Dopo questo album e con il forte contributo del pianoforte di Mick Weaver, la Keef Hartley Band pubblicherà The Time is Near… (1970, Deram), sicuramente il culmine della carriera del gruppo, che subirà poi un repentino tracollo nel quarto lavoro, Overdog (1971, Deram), con un blues del tutto annacquato a favore di un rock manierista e privo di spessore. Nel 1972 l’abbandono di Miller Anderson segnerà il fondo della parabola discendente della Keef Hartley Band, destinata ad essere scossa dalla critica sempre più ingiuriosa e dal suicidio dell’amico di lunga data di Keef Hartley, Rory Storm, che getteranno il batterista in una profonda crisi. Solo gli obblighi contrattuali con la Deram fecero tornare in studio la band che, nello stesso anno, pubblicò il disco Seventy Second Brave, l’ultimo capitolo di una breve ma gloriosa storia che risentì di una vistosa perdita di direzione artistica.

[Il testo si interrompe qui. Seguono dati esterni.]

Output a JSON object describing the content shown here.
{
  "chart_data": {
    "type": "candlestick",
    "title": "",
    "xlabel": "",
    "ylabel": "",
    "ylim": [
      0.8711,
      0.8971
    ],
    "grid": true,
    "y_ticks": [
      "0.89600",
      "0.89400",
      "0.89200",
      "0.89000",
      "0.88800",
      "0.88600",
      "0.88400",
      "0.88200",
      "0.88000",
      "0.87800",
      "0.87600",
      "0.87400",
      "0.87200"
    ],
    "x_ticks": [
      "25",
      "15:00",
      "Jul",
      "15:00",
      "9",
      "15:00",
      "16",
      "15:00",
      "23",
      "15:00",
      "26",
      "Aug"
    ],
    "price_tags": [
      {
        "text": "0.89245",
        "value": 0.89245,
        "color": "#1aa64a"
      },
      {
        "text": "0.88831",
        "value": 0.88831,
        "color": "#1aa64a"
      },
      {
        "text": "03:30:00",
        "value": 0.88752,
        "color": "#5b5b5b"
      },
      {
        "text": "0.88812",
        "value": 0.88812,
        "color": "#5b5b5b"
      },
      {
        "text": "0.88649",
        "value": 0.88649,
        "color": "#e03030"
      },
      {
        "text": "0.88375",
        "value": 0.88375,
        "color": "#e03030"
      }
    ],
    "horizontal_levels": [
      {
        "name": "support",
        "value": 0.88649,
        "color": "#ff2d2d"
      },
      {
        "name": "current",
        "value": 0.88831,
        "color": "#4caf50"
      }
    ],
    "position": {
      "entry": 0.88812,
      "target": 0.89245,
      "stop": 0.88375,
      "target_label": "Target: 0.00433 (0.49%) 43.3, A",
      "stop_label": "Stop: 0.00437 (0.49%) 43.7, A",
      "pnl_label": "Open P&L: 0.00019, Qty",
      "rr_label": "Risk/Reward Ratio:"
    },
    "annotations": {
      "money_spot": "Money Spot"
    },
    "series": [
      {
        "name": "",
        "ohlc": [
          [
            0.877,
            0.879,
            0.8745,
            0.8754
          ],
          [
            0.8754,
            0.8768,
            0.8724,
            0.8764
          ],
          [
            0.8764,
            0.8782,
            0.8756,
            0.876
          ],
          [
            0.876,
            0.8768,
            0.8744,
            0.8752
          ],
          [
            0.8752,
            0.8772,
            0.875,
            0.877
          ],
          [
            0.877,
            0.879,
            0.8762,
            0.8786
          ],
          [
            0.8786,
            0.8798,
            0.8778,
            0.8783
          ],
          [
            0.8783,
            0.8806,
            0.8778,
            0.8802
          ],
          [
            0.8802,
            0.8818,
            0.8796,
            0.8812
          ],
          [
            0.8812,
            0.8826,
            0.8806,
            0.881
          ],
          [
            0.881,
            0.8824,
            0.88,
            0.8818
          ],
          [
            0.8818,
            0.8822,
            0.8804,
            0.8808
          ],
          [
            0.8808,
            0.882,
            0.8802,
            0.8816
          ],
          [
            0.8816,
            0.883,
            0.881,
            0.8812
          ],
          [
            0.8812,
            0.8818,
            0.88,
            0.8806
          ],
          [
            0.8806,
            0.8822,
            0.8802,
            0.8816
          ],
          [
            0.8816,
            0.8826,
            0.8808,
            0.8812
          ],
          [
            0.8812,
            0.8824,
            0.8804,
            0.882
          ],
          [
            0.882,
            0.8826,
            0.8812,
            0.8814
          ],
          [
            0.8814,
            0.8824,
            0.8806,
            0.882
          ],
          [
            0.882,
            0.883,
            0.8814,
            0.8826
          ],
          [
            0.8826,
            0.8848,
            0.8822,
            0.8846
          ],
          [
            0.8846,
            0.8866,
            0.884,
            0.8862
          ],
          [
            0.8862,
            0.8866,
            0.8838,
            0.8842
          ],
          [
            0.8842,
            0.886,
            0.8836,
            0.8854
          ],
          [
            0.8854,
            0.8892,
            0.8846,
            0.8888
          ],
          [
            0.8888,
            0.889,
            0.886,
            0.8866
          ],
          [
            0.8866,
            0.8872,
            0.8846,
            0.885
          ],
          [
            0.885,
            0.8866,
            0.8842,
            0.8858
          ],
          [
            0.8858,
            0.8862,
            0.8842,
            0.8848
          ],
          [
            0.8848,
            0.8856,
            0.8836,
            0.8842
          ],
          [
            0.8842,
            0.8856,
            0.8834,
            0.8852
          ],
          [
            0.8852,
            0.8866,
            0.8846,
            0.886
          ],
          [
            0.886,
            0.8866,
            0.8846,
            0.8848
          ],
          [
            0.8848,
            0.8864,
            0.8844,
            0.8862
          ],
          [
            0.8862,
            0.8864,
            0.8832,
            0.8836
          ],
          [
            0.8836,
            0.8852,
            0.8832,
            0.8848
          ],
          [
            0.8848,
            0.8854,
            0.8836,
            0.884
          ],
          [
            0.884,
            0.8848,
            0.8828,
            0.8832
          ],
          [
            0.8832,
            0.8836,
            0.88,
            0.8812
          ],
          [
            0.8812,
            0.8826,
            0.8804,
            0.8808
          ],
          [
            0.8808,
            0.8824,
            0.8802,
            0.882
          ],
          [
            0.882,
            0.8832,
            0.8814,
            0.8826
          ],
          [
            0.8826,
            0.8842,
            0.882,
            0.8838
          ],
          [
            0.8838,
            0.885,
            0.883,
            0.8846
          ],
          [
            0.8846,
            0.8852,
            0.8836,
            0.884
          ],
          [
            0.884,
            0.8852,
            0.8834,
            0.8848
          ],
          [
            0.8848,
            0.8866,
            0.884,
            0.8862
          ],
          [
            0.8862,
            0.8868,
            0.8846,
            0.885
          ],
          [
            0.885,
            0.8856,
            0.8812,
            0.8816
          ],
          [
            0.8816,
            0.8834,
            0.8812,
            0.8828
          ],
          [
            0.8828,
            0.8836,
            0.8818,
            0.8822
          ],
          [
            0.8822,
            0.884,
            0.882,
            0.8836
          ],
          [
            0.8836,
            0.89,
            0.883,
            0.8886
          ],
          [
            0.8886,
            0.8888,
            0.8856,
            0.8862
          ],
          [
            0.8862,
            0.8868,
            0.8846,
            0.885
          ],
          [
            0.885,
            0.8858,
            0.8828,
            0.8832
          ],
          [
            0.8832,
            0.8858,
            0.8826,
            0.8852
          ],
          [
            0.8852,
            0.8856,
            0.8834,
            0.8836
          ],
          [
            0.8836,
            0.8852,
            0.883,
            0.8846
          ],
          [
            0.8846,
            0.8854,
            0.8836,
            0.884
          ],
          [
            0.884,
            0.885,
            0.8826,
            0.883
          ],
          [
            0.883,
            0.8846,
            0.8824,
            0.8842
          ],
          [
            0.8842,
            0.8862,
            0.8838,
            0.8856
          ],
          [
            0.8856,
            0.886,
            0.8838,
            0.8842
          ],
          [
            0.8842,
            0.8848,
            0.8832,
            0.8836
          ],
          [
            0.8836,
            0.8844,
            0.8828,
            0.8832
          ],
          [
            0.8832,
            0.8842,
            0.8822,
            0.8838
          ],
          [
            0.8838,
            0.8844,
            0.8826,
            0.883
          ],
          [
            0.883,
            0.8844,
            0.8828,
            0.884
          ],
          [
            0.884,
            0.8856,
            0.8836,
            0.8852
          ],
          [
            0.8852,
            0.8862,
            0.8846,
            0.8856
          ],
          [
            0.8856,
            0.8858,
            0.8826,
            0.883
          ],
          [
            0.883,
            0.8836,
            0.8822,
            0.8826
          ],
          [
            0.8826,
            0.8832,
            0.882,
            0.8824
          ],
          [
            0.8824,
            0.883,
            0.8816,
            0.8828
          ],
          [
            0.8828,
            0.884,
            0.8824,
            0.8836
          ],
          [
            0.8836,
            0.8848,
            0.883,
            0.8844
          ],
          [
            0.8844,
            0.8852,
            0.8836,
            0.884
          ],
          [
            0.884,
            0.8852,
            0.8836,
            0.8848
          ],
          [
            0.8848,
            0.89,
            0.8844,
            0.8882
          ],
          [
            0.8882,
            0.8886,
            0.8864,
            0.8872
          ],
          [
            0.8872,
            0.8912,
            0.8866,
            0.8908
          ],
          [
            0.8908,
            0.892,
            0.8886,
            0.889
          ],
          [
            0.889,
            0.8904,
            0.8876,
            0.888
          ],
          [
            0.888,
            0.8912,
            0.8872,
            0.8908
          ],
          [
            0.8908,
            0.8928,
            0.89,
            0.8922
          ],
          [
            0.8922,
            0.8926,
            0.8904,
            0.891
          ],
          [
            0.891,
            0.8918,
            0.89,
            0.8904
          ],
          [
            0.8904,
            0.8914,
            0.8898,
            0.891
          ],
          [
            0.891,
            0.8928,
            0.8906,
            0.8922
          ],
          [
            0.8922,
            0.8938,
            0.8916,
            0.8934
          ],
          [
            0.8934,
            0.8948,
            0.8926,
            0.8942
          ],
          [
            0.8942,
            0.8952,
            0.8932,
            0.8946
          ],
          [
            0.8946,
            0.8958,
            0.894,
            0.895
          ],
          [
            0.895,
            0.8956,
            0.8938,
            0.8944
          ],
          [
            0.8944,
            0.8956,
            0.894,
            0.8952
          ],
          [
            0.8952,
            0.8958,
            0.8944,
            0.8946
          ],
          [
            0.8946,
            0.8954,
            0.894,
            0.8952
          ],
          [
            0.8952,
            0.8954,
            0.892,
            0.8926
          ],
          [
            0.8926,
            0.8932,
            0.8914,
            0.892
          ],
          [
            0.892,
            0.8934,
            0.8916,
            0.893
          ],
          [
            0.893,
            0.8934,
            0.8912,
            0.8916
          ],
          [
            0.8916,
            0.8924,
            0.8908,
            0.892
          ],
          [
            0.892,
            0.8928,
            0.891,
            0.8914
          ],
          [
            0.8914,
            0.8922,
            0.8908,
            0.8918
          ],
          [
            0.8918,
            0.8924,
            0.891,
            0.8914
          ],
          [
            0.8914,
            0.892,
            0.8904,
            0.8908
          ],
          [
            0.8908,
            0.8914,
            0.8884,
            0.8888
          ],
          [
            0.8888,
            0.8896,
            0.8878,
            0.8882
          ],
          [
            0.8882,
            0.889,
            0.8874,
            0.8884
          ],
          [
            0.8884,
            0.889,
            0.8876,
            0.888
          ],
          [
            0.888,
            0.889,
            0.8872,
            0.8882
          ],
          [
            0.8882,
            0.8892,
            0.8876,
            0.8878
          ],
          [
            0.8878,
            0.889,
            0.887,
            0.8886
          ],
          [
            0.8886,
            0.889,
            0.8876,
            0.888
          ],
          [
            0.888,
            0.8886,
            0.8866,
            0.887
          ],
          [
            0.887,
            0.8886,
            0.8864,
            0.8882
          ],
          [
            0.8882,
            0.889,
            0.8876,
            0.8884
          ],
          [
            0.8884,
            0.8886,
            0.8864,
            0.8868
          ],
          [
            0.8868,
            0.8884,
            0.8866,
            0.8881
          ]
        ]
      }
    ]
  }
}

The Battle of North West Six, registrato poco dopo il debutto mozzafiato di Halfbreed, vantó un totale di ben 14 musicisti coinvolti nella registrazione ed è sicuramente uno dei migliori album blues-rock mai registrati in Gran Bretagna, in cui la batteria sensibile di Keef Hartley guida la musica attraverso una serie di brani straordinariamente ben scritti e superbamente organizzati dalla copiosa sezione di fiati di Henry Lowther. Insomma, questo disco, nonostante la lotta virtuale in corso contro la Decca, appare come un paradiso di spunti per ogni fan del caro vecchio Blues, ma anche gli appassionati di jazz-rock troveranno tutto ciò di cui hanno bisogno per renderli felici.